If you were asked to take the partial derivative of

$$\sin(\frac{x}{2}+\frac{y}{2})$$

with respect to x, as you mentioned earlier, just treat y as a constant in this case, then take derivative.

For instance, derivative for $$\sin(\frac{x}{2}+\frac{1}{3})$$ is simply $$\frac{1}{2}cos(\frac{x}{2}+\frac{1}{3})$$

 

[duo]

right, but it's $$\frac{\sin({\frac{x}{2} + \frac{y}{2}})}{\sin({y/2})}$$

with respect to x. so you use the quotient rule to evaluate it.

but the expression on the bottom evaluates to 0 when you differentiate with respect to x? or am i totally wrong? also thank you for responding ;-)

 

[asd1249jf]

right, but it's $$\frac{\sin({\frac{x}{2} + \frac{y}{2}})}{\sin({y/2})}$$

with respect to x. so you use the quotient rule to evaluate it.

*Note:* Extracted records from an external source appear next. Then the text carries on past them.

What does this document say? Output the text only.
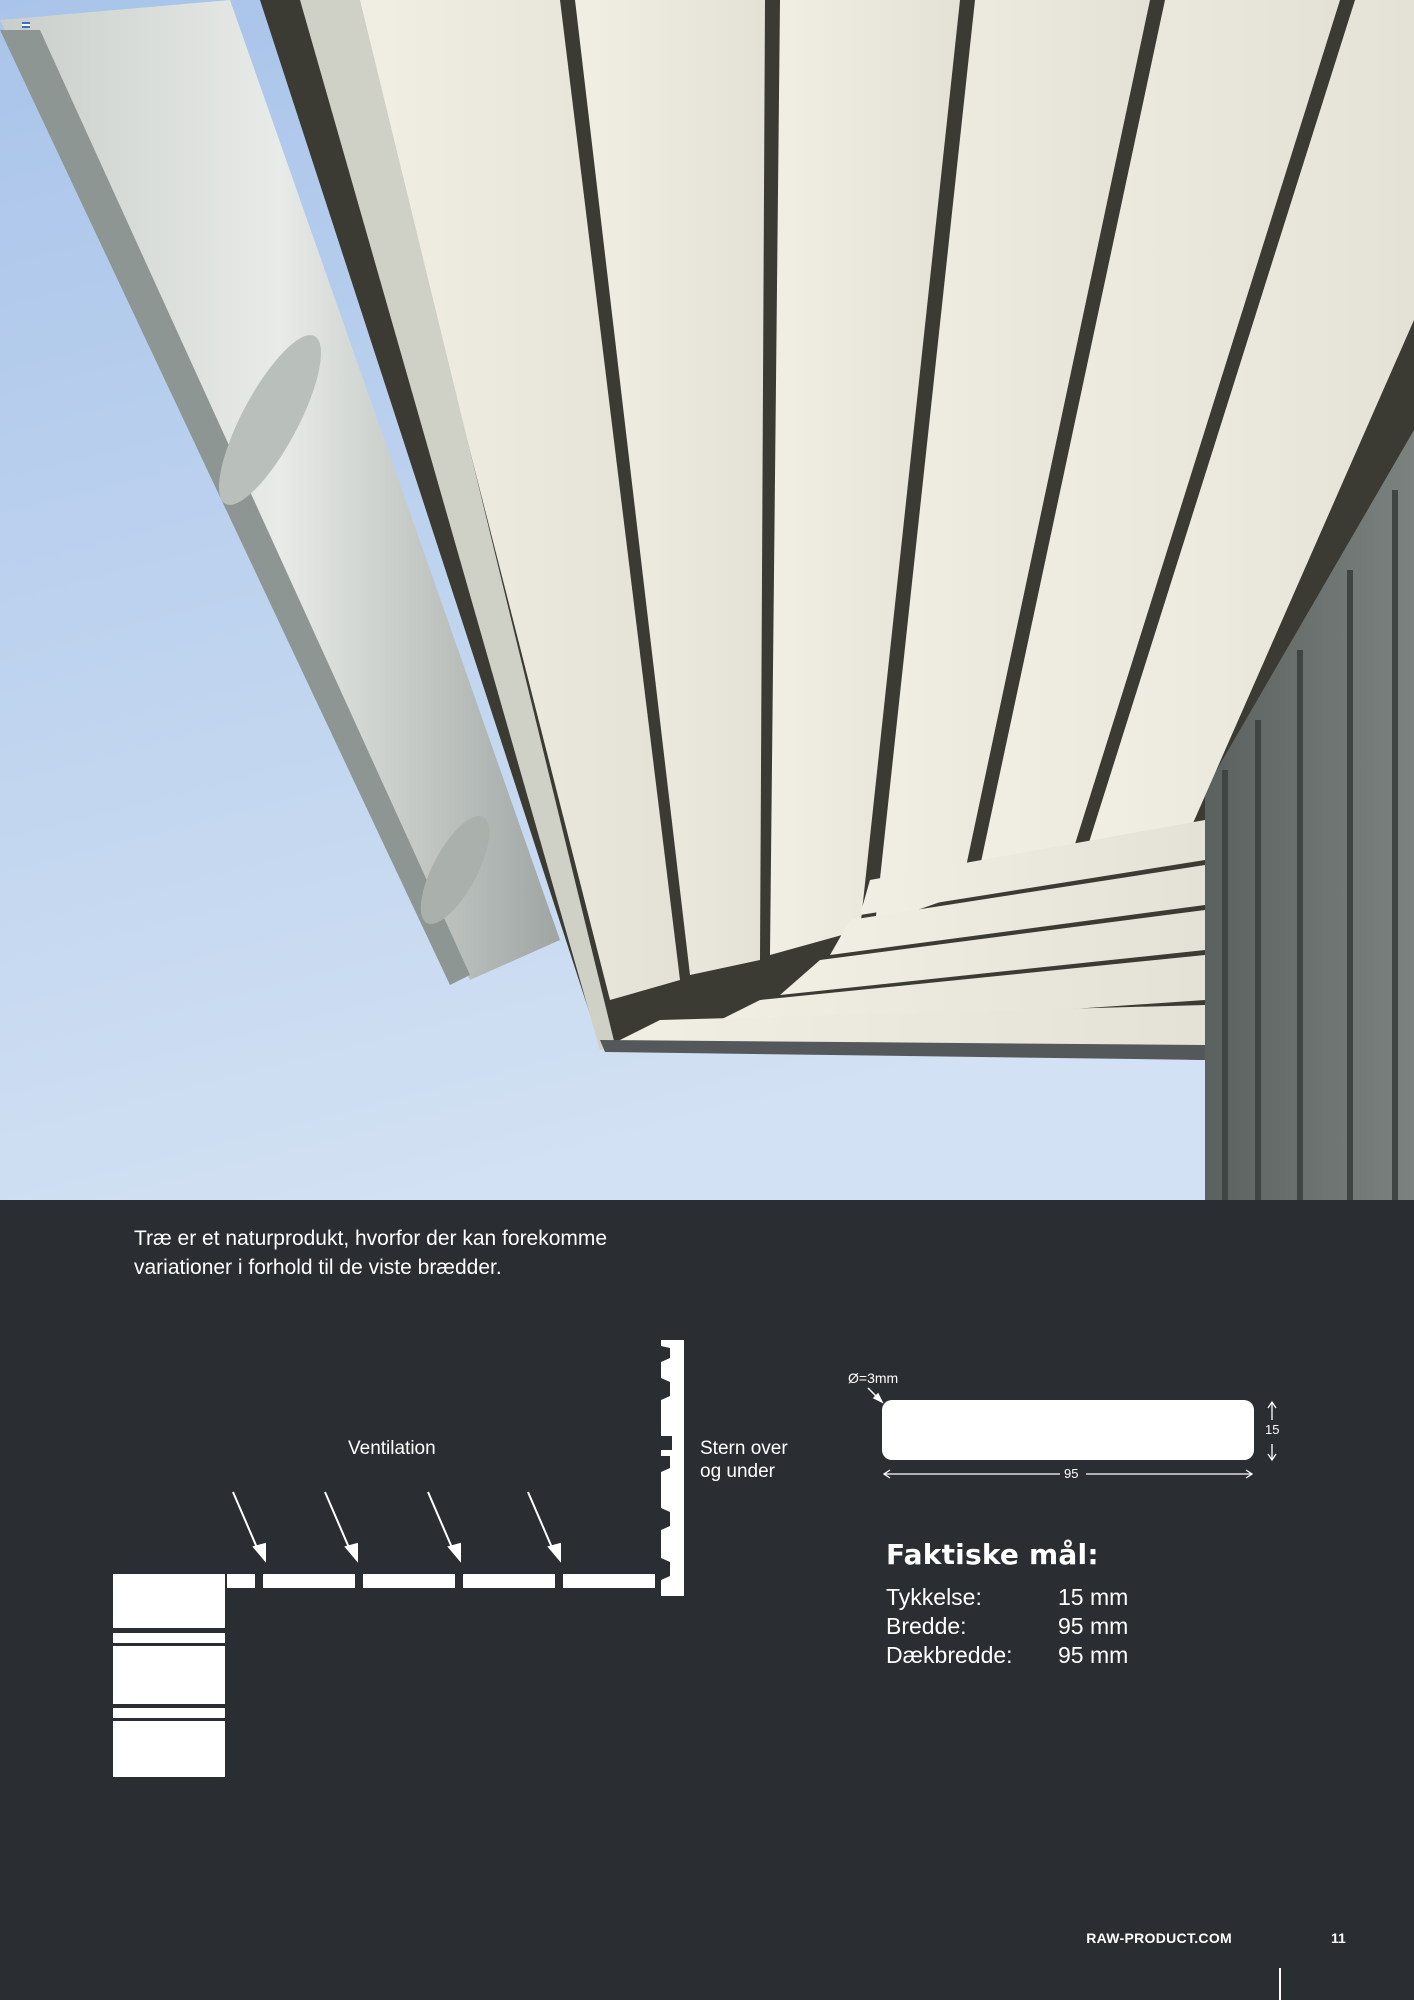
Træ er et naturprodukt, hvorfor der kan forekomme
variationer i forhold til de viste brædder.

Ventilation	Stern over
og under
Ø=3mm
15
95
Faktiske mål:
Tykkelse:	15 mm
Bredde:	95 mm
Dækbredde:	95 mm
RAW-PRODUCT.COM	11
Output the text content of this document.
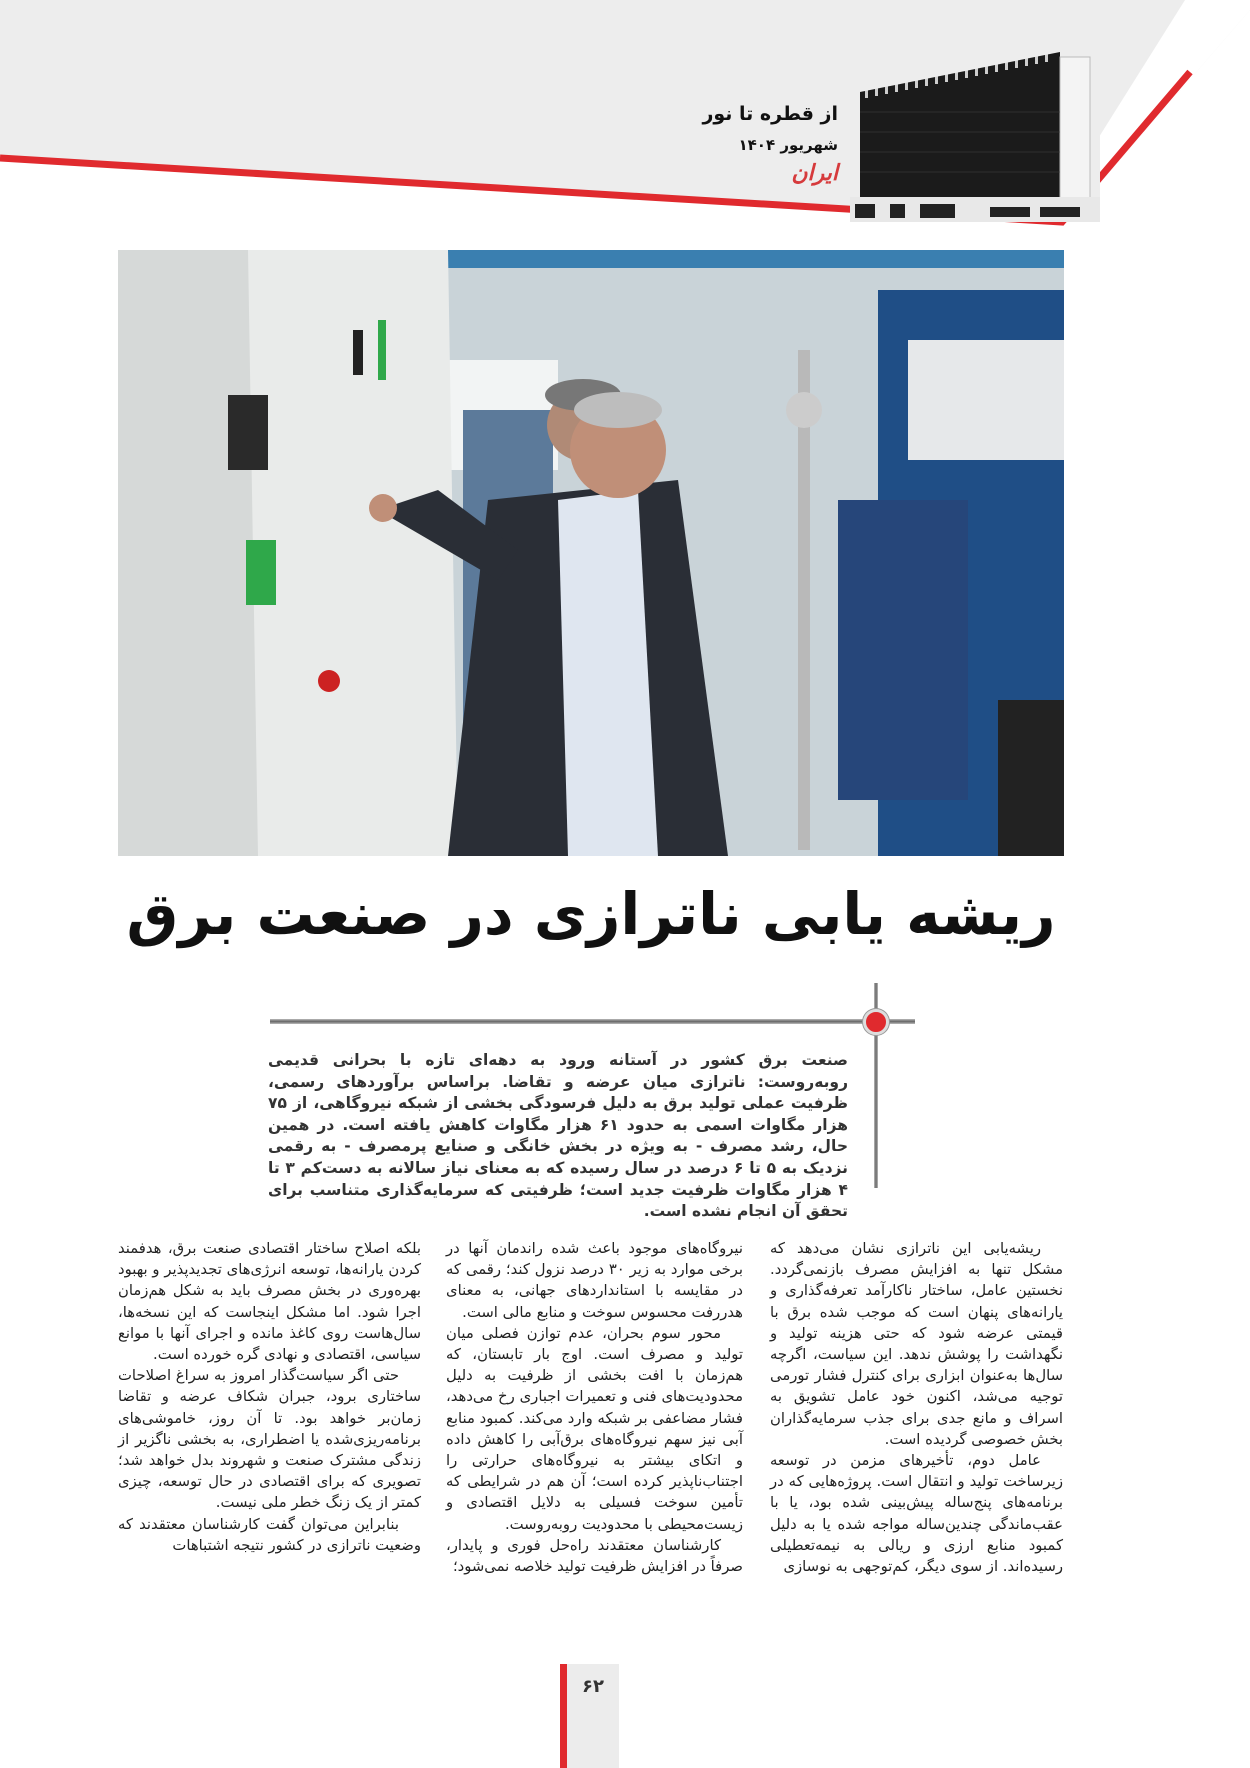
از قطره تا نور
شهریور ۱۴۰۴
ایران
ریشه یابی ناترازی در صنعت برق
صنعت برق کشور در آستانه ورود به دهه‌ای تازه با بحرانی قدیمی روبه‌روست: ناترازی میان عرضه و تقاضا. براساس برآوردهای رسمی، ظرفیت عملی تولید برق به دلیل فرسودگی بخشی از شبکه نیروگاهی، از ۷۵ هزار مگاوات اسمی به حدود ۶۱ هزار مگاوات کاهش یافته است. در همین حال، رشد مصرف - به ویژه در بخش خانگی و صنایع پرمصرف - به رقمی نزدیک به ۵ تا ۶ درصد در سال رسیده که به معنای نیاز سالانه به دست‌کم ۳ تا ۴ هزار مگاوات ظرفیت جدید است؛ ظرفیتی که سرمایه‌گذاری متناسب برای تحقق آن انجام نشده است.

ریشه‌یابی این ناترازی نشان می‌دهد که مشکل تنها به افزایش مصرف بازنمی‌گردد. نخستین عامل، ساختار ناکارآمد تعرفه‌گذاری و یارانه‌های پنهان است که موجب شده برق با قیمتی عرضه شود که حتی هزینه تولید و نگهداشت را پوشش ندهد. این سیاست، اگرچه سال‌ها به‌عنوان ابزاری برای کنترل فشار تورمی توجیه می‌شد، اکنون خود عامل تشویق به اسراف و مانع جدی برای جذب سرمایه‌گذاران بخش خصوصی گردیده است.

عامل دوم، تأخیرهای مزمن در توسعه زیرساخت تولید و انتقال است. پروژه‌هایی که در برنامه‌های پنج‌ساله پیش‌بینی شده بود، یا با عقب‌ماندگی چندین‌ساله مواجه شده یا به دلیل کمبود منابع ارزی و ریالی به نیمه‌تعطیلی رسیده‌اند. از سوی دیگر، کم‌توجهی به نوسازی

نیروگاه‌های موجود باعث شده راندمان آنها در برخی موارد به زیر ۳۰ درصد نزول کند؛ رقمی که در مقایسه با استانداردهای جهانی، به معنای هدررفت محسوس سوخت و منابع مالی است.

محور سوم بحران، عدم توازن فصلی میان تولید و مصرف است. اوج بار تابستان، که هم‌زمان با افت بخشی از ظرفیت به دلیل محدودیت‌های فنی و تعمیرات اجباری رخ می‌دهد، فشار مضاعفی بر شبکه وارد می‌کند. کمبود منابع آبی نیز سهم نیروگاه‌های برق‌آبی را کاهش داده و اتکای بیشتر به نیروگاه‌های حرارتی را اجتناب‌ناپذیر کرده است؛ آن هم در شرایطی که تأمین سوخت فسیلی به دلایل اقتصادی و زیست‌محیطی با محدودیت روبه‌روست.

کارشناسان معتقدند راه‌حل فوری و پایدار، صرفاً در افزایش ظرفیت تولید خلاصه نمی‌شود؛

بلکه اصلاح ساختار اقتصادی صنعت برق، هدفمند کردن یارانه‌ها، توسعه انرژی‌های تجدیدپذیر و بهبود بهره‌وری در بخش مصرف باید به شکل هم‌زمان اجرا شود. اما مشکل اینجاست که این نسخه‌ها، سال‌هاست روی کاغذ مانده و اجرای آنها با موانع سیاسی، اقتصادی و نهادی گره خورده است.

حتی اگر سیاست‌گذار امروز به سراغ اصلاحات ساختاری برود، جبران شکاف عرضه و تقاضا زمان‌بر خواهد بود. تا آن روز، خاموشی‌های برنامه‌ریزی‌شده یا اضطراری، به بخشی ناگزیر از زندگی مشترک صنعت و شهروند بدل خواهد شد؛ تصویری که برای اقتصادی در حال توسعه، چیزی کمتر از یک زنگ خطر ملی نیست.

بنابراین می‌توان گفت کارشناسان معتقدند که وضعیت ناترازی در کشور نتیجه اشتباهات

۶۲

but the expression on the bottom evaluates to 0 when you differentiate with respect to x? or am i totally wrong? also thank you for responding ;-)

You don't necessarily have to take the derivative of bottom because it's a constant. Kind of like integral. Pull the constant out.

For instance, can you find the derivative of

$$\frac{\sin({\frac{x}{2} + \frac{1}{4}})}{\sin({1/4})}$$

It is the exact same idea, except y is your constant here.